Biotech companies that can genetically engineer farm animals to have “designer” characteristics – like cows without horns (yes, cows really are supposed to have horns) – can make a whole lot of money selling these animals to farmers. Unfortunately for them, farm animals are regulated by the Food and Drug Administration (FDA), which subjects these types of modifications to the same scrutiny and safety trials that a new drug would be forced to undergo.

This protective mechanism could soon be a thing of the past, however, as the biotech industry pushes for the regulation of genetically engineered animals to be switched to the U.S. Department of Agriculture (USDA), which has already shown itself to be very favorable to the biotech industry by allowing genetically edited plants to be planted and sold freely, without any regulatory constraints.

Biotech companies like Recombinetics argue that the genetic changes they engineer – like those hornless cows – simply duplicate what would take place in nature, anyway, through crossbreeding. They also emphasize that these types of changes can eliminate a great deal of animal suffering.

There is some truth in what they are saying, as noted by People for the Ethical Treatment of Animals (PETA):

Many people are surprised to learn that nearly all cows used for milk are born with tissue that will develop into horns. That’s because most farmers remove the sensitive horn tissue or the horns themselves from the cows’ skulls using searing-hot irons, caustic chemicals, blades, or handsaws.


Animals often struggle violently and are therefore held still manually or in a “head bail” (a metal apparatus for restraining a cow by the neck) during the painful dehorning process, which is frequently performed without painkillers and results in severe pain that lasts for hours and can become chronic.

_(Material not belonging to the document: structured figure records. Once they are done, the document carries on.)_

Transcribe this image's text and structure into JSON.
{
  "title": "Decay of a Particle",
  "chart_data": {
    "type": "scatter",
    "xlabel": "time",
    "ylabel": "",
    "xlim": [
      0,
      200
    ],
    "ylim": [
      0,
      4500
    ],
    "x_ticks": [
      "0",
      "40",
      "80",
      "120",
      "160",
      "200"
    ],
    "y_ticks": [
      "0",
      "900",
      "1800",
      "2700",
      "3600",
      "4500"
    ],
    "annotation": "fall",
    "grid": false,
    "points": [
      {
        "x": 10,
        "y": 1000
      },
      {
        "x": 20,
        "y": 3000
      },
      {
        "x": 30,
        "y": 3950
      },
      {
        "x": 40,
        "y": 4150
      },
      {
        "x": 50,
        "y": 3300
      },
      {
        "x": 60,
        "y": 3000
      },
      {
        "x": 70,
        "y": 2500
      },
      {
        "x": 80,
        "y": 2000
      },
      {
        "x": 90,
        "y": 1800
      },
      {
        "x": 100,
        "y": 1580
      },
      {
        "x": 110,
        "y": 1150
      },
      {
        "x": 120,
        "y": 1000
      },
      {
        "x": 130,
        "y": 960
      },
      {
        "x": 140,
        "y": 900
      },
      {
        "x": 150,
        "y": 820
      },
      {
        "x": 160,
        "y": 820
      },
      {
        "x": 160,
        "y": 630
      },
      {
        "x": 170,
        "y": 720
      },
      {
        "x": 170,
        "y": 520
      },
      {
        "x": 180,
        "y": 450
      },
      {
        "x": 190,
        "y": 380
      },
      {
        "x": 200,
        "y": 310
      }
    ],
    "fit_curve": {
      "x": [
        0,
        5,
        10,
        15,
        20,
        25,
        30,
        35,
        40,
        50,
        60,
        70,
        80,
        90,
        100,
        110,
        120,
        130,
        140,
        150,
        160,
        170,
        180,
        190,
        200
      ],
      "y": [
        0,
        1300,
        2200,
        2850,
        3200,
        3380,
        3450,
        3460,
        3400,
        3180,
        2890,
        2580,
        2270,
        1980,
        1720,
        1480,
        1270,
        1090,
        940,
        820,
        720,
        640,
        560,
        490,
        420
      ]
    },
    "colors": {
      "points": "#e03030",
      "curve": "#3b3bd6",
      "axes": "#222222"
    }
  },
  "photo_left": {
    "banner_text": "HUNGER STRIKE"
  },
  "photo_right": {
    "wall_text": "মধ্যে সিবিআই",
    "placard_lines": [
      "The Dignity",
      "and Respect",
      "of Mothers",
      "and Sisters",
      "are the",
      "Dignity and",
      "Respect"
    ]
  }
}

Aren’t they missing the point though? Instead of genetically altering these animals to be hornless, why not just stop farmers from dehorning them in this inhumane and unnecessary way?

Nonetheless, lots of people can make lots of money through genetic engineering, and the biotech industry would much rather collude with what some have called the U.S. Department of Monsanto (a.k.a. the USDA) to achieve their agenda. (Related: USDA looks out only for self interests.)

The Alliance for Natural Health (ANH) and others have reported extensively on the unholy alliance between Big Biotech and the USDA. They noted:

[T]he USDA is also directly in the business of developing, patenting, and promoting biotechnology inventions. The difference is that the USDA slips the patents, developed from government research and paid for by US taxpayers, into the hands of private companies such as Monsanto and Syngenta.

Technology Review recently reported that leaders of the biotech industry are hoping that President Trump will enact legislation that will change the regulation of their industry from the FDA to the USDA permanently:

There seems to be little chance the US Congress will revise the patchwork of regulations covering biotechnology through legislation. That’s why Recombinetics, with the help of industry lobbyists, is now hoping the Trump administration will take oversight of the animals away from the FDA.

The biotech industry believes that President Trump will be sympathetic to their cause because he has shown himself to be “business friendly,” eliminating net neutrality, exiting the Paris climate accord and repealing the Clean Power Plan.

Members of President Trump’s administration have also dropped hints that they might be on board with biotech’s plans. In a January speech in Tennessee, the president himself spoke about “streamlining regulations that have blocked cutting-edge biotechnology, setting free our farmers to innovate, thrive, and grow.”

It remains to be seen what action President Trump will take in this regard.

Irrespective, as Technology Review noted, his decision will have international implications because U.S. meat and poultry are traded across the globe. And while few of us would object to hornless cows, many are concerned about where all this will end and what ethical boundaries will be breached in Big Biotech’s pursuit of the almighty dollar.